Élu à la tête de l’Assemblée nationale du Sénégal avec une majorité écrasante, Ousmane Sonko a prononcé ce mardi 26 mai 2026 un discours à forte portée politique et institutionnelle, promettant une rupture avec les pratiques du passé tout en réaffirmant le rôle de contre-pouvoir du Parlement.
Face aux députés, l’ancien Premier ministre a assuré qu’il ne transformerait pas l’hémicycle en instrument de règlement de comptes politiques.
« Je n’utiliserai pas cette Assemblée pour nourrir des vendettas personnelles.
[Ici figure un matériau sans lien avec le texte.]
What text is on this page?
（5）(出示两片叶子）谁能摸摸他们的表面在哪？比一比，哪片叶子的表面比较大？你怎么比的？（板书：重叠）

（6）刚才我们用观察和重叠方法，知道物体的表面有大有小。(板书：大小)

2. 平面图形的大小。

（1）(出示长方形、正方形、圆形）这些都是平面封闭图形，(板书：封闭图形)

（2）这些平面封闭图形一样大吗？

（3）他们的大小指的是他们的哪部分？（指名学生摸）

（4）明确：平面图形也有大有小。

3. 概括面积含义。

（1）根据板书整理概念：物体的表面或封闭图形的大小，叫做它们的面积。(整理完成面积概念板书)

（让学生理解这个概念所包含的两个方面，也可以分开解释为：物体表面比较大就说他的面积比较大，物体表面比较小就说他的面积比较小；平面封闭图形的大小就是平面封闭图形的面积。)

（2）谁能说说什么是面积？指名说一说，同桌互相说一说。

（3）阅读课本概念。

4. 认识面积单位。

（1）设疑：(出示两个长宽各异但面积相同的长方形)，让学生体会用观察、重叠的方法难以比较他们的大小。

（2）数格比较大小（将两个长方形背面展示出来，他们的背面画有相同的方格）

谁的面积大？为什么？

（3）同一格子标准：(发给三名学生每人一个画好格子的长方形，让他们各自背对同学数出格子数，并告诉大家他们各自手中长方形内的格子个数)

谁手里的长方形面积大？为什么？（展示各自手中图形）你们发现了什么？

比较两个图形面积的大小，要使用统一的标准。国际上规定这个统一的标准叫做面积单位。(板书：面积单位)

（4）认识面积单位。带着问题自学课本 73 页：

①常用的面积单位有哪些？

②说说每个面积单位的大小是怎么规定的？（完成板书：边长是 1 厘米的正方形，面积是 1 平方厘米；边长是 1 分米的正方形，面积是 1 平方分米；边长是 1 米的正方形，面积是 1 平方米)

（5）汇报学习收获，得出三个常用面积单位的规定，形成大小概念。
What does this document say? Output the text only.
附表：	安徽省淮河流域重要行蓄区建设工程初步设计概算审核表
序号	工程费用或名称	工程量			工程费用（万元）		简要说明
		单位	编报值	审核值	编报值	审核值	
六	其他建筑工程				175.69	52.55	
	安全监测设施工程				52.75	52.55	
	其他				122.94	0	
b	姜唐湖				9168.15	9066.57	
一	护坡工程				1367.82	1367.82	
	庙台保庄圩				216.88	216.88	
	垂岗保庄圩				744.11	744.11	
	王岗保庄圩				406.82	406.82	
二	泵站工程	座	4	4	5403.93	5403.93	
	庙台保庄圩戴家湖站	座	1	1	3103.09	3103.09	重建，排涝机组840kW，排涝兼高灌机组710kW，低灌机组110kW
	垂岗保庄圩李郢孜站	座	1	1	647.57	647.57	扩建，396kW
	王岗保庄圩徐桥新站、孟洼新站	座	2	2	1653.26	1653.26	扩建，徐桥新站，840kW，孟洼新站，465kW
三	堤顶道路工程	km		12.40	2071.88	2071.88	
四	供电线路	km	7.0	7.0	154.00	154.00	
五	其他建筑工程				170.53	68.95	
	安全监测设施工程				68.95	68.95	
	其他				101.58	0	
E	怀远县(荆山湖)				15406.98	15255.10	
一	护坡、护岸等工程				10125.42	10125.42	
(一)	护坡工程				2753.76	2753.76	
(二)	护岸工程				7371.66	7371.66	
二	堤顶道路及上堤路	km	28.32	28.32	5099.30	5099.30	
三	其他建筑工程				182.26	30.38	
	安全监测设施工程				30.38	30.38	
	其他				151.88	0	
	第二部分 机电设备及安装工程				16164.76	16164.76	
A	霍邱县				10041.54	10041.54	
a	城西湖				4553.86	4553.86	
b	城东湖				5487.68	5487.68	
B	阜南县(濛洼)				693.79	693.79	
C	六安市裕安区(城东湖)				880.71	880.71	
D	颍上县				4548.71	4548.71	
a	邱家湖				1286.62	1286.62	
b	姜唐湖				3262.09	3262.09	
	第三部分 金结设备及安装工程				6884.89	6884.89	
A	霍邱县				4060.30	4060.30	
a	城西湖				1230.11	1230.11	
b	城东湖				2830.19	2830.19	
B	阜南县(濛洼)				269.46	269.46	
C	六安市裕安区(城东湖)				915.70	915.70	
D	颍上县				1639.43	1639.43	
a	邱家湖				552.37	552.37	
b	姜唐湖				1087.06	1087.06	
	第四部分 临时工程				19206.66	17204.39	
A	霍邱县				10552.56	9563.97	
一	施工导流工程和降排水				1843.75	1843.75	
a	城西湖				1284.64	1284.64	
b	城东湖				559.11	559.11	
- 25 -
Ce serait trahir notre propre combat », a déclaré Ousmane Sonko dans son tout premier discours officiel en tant que président de l’institution parlementaire.
Dans une allocution mêlant fermeté et appel à l’apaisement, le leader du PASTEF a toutefois averti que l’Assemblée nationale ne serait plus « une chambre d’enregistrement », annonçant un contrôle rigoureux de l’action gouvernementale.
« Elle contrôlera l’action gouvernementale (…) Elle usera, de manière responsable mais tout aussi ferme, tous les leviers de contre-pouvoir constitués, selon la gravité des faits et des circonstances », a-t-il insisté sous les applaudissements d’une majorité acquise à sa cause.
Cette prise de parole intervient dans un contexte politique particulièrement tendu au Sénégal, marqué par les profondes divergences apparues ces derniers mois au sommet de l’État entre Ousmane Sonko et le président Bassirou Diomaye Faye.
Limogé du poste de Premier ministre quelques jours avant son élection au perchoir, Sonko signe ainsi un retour spectaculaire sur la scène institutionnelle, consolidant davantage son influence politique dans le pays.
Au-delà des enjeux internes, le nouveau président de l’Assemblée nationale a voulu inscrire son message dans une dimension continentale, appelant à une gestion pacifique des crises politiques en Afrique.
« Le Sénégal doit montrer à l’Afrique qu’une crise politique peut être affrontée sans haine, sans violence et sans effondrement institutionnel », a-t-il conclu.
Cette déclaration est déjà perçue par plusieurs observateurs comme le signal d’une nouvelle phase politique au Sénégal, où la cohabitation entre les institutions pourrait désormais se jouer sous haute tension, mais dans le respect affiché des règles démocratiques.